The code compiles without errors or warnings !

I've tired all the files formats but this always produces that ugly result :

result

I'm using : SDL_image 1.2.9 & SDL 1.2.14 with XCode 3.2 under 10.6.2

Does anyone knows how to fix this ?

+8  A: 

The reason the image is distorted is because it's not in the RGBA format that you've specified. Check the texture->format to find out the format it's in and select the appropriate GL_ constant that represents the format. (Or, transform it yourself to the format of your choice.)

greyfade
+1, beat me to it
gridzbi
+2  A: 

I think greyfade has the right answer, but another thing you should be aware of is the need to lock surfaces. This is probably not the case, since you're working with an in-memory surface, but normally you need to lock surfaces before accessing their pixel data with SDL_LockSurface().

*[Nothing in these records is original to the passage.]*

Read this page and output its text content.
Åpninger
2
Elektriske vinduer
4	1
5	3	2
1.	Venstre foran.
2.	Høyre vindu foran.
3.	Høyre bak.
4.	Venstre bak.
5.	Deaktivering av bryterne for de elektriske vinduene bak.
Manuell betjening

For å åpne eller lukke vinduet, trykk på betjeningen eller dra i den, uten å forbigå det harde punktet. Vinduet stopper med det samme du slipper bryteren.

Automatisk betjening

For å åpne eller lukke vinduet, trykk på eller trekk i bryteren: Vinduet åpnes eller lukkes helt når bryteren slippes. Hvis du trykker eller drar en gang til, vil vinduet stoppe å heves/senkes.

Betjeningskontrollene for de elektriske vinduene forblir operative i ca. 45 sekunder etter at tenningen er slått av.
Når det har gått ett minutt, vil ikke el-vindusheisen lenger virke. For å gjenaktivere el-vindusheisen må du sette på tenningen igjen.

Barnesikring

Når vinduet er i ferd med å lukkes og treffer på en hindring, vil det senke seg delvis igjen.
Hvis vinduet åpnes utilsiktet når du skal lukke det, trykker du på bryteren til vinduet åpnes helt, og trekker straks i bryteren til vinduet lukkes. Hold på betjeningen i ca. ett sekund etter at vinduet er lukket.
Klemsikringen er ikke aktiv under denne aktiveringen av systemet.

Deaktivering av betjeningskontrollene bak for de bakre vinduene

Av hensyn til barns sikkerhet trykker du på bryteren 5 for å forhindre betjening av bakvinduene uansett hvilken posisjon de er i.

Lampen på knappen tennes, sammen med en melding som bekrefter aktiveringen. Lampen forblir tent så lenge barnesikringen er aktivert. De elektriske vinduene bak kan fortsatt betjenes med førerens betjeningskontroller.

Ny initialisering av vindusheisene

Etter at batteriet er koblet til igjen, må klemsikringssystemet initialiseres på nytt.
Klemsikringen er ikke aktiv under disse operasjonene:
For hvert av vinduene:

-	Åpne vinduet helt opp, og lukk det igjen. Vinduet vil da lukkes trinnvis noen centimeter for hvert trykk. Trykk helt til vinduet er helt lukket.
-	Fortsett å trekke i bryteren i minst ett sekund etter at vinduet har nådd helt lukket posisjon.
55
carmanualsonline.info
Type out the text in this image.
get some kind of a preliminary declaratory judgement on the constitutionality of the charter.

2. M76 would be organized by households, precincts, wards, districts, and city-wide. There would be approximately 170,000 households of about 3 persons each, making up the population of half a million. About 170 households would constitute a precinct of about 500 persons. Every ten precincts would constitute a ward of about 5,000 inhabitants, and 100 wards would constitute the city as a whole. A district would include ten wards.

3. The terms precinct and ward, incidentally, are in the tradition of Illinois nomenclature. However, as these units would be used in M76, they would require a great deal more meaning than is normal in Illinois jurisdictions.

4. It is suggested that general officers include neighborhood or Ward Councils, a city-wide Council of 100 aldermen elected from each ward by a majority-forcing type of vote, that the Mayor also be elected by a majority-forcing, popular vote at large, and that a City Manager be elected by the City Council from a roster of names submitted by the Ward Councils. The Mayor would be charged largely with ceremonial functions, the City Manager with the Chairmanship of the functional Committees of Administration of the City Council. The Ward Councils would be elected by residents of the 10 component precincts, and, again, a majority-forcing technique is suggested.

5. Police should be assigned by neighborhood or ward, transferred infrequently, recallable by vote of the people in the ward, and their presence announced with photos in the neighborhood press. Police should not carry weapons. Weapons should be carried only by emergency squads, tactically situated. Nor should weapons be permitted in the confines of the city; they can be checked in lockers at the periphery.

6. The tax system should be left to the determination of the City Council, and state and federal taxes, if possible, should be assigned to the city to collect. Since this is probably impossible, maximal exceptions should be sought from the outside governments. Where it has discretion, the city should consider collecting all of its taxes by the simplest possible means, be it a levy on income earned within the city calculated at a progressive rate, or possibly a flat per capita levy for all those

For example:

bool lock = SDL_MUSTLOCK(texture);
if(lock)
    SDL_LockSurface(texture);  // should check that return value == 0
// access pixel data, e.g. call glTexImage2D
if(lock)
    SDL_UnlockSUrface(texture);
Adam Rosenfield
A: 

If you have an alpha chanel every pixel is 4 unsigned bytes, if you don't it's 3 unsigned bytes. This image has no transpareny and when I try to save it, its a .jpg.

change

glTexImage2D(GL_TEXTURE_2D, 0, GL_RGBA, texture->w, texture->h, 0, GL_RGB, GL_UNSIGNED_BYTE, texture-> pixels);

to

glTexImage2D(GL_TEXTURE_2D, 0, GL_RGB, texture->w, texture->h, 0, GL_RGB, GL_UNSIGNED_BYTE, texture-> pixels);

That should fix it.

For a .png with an alpha channel use

glTexImage2D(GL_TEXTURE_2D, 0, GL_RGBA, texture->w, texture->h, 0, GL_RGBA, GL_UNSIGNED_BYTE, texture-> pixels);

cman
this is actually wrong. the parameter you're modifying is used to tell GL what format to _store_ the texture as. storing to RGBA when your input is RGB is perfectly valid, it sets A=1 for all texels.